Harlan Jones Jr. had lost his wife and felt he “couldn’t sit around looking at four walls.”

While he was donating blood, the Red Cross workers kept asking him to consider volunteering. He said he had heard their pleas for so long, he decided to give it a try.

“I figured I wouldn’t put in much time,” he said.

One of the first things he did was post hours the volunteers put in, and do it on the computer.

“That’s something I said I would never do,” said Jones, who was working in the billing department at Columbus and Southern Ohio Electric and was a lead computer operator when he retired.

He does that, and also works with blood donation, doing such tasks as sending out reminder cards to donors in the 27 counties that the Central Ohio office serves, and registering the donors.

“I feel like I’m doing something that helps the community and they don’t have to hire someone,” he said of his 19 years as a volunteer.

Jones found that he was putting in up to 65 hours a week, often as many as 12 hours a day.
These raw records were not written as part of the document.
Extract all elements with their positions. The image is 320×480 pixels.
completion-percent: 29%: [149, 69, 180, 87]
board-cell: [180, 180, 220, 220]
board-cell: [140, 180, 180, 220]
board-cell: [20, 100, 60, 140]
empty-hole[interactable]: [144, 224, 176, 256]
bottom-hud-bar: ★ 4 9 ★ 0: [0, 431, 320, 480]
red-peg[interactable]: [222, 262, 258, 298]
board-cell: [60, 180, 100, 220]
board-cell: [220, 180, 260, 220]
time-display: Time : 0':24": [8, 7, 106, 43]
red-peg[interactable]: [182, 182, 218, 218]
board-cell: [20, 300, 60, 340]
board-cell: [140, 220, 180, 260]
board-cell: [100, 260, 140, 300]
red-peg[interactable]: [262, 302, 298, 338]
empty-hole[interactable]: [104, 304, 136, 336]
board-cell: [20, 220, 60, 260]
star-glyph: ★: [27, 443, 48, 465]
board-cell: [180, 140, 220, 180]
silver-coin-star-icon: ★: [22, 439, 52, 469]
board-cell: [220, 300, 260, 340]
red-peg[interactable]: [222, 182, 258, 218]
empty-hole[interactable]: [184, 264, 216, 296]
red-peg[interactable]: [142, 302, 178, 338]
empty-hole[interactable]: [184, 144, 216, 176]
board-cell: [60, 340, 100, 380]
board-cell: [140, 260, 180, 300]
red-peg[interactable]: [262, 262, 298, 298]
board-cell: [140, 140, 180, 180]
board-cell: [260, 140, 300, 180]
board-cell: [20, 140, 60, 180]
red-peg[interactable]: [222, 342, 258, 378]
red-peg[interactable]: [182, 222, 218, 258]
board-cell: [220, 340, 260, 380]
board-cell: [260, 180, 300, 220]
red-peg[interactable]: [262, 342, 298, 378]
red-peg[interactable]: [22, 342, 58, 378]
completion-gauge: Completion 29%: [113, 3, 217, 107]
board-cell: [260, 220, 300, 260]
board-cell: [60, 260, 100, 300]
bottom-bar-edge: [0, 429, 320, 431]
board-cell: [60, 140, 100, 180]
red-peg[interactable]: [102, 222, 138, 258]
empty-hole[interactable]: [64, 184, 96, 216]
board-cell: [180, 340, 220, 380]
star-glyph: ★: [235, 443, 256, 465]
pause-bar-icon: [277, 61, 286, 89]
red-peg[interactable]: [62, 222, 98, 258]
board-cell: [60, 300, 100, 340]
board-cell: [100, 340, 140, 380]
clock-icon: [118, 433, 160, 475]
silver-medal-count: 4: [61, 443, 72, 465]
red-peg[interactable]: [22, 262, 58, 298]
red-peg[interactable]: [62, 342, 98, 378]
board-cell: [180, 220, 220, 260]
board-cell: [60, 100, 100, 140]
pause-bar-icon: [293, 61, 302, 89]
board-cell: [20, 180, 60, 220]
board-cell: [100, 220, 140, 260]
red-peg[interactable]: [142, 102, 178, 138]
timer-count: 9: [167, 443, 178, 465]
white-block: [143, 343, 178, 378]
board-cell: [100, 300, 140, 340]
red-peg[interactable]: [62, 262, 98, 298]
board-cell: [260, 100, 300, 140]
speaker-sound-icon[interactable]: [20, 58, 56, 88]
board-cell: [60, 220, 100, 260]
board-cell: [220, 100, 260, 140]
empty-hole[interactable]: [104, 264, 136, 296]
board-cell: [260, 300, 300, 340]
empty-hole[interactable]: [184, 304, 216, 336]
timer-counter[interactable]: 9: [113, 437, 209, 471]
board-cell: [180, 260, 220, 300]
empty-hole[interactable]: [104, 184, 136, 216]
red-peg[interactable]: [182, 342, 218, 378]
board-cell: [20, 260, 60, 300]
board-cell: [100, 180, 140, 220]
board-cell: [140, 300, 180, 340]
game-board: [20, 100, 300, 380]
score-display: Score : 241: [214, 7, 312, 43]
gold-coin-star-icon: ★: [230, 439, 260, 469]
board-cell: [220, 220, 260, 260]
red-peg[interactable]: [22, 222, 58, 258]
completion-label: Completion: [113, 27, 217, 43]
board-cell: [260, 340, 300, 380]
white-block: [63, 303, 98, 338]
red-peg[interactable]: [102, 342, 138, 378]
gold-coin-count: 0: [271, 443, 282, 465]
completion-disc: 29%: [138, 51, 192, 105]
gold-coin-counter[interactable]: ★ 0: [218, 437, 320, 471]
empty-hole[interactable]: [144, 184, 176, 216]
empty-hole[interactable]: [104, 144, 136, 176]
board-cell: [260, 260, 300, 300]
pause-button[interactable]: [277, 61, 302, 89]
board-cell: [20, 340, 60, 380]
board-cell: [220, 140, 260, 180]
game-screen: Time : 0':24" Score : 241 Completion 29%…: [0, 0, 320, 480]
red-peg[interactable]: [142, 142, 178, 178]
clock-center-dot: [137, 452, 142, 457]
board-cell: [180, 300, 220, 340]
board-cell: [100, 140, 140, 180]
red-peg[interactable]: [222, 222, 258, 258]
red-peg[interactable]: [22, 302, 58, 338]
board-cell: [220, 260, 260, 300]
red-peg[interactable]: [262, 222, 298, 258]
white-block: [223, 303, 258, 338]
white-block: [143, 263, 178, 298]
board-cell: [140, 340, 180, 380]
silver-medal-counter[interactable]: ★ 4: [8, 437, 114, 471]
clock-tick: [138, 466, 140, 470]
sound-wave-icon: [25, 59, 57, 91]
But it was just too much, so he has cut back a little.

“It’s rewarding,” he said, pointing to the mantel when he displays the numerous awards he has received – awards for volunteer of the year, for putting in the most hours in a year.

He has added another one – this one from RSVP which recognized him and Purdy on Oct. 3 for their dedicated service.

Each has put in more than 20,000 hours of volunteer service since the former Retired and Senior Volunteer Program was established within FirstLINK.

The fact that the annual RSVP recognition luncheon was held on the Eastside of the city posed a problem for the two recipients. Neither Purdy, who will be 90 in a few months, nor Jones, who will be 92 soon, drive.

Purdy walks to her duties at Doctors Hospital and Jones hops aboard a bus.

They were surprised with a limousine ride to the restaurant where they and about 200 other Franklin County volunteers over the age of 55 were honored for their dedication.

Volunteering has meant so much to Purdy over the years.

“It’s a wonderful thing and why people don’t do it is something I can’t understand,” she said.

And Jones echoed that statement, but making it a bit more specific.

“If only more people would give blood.”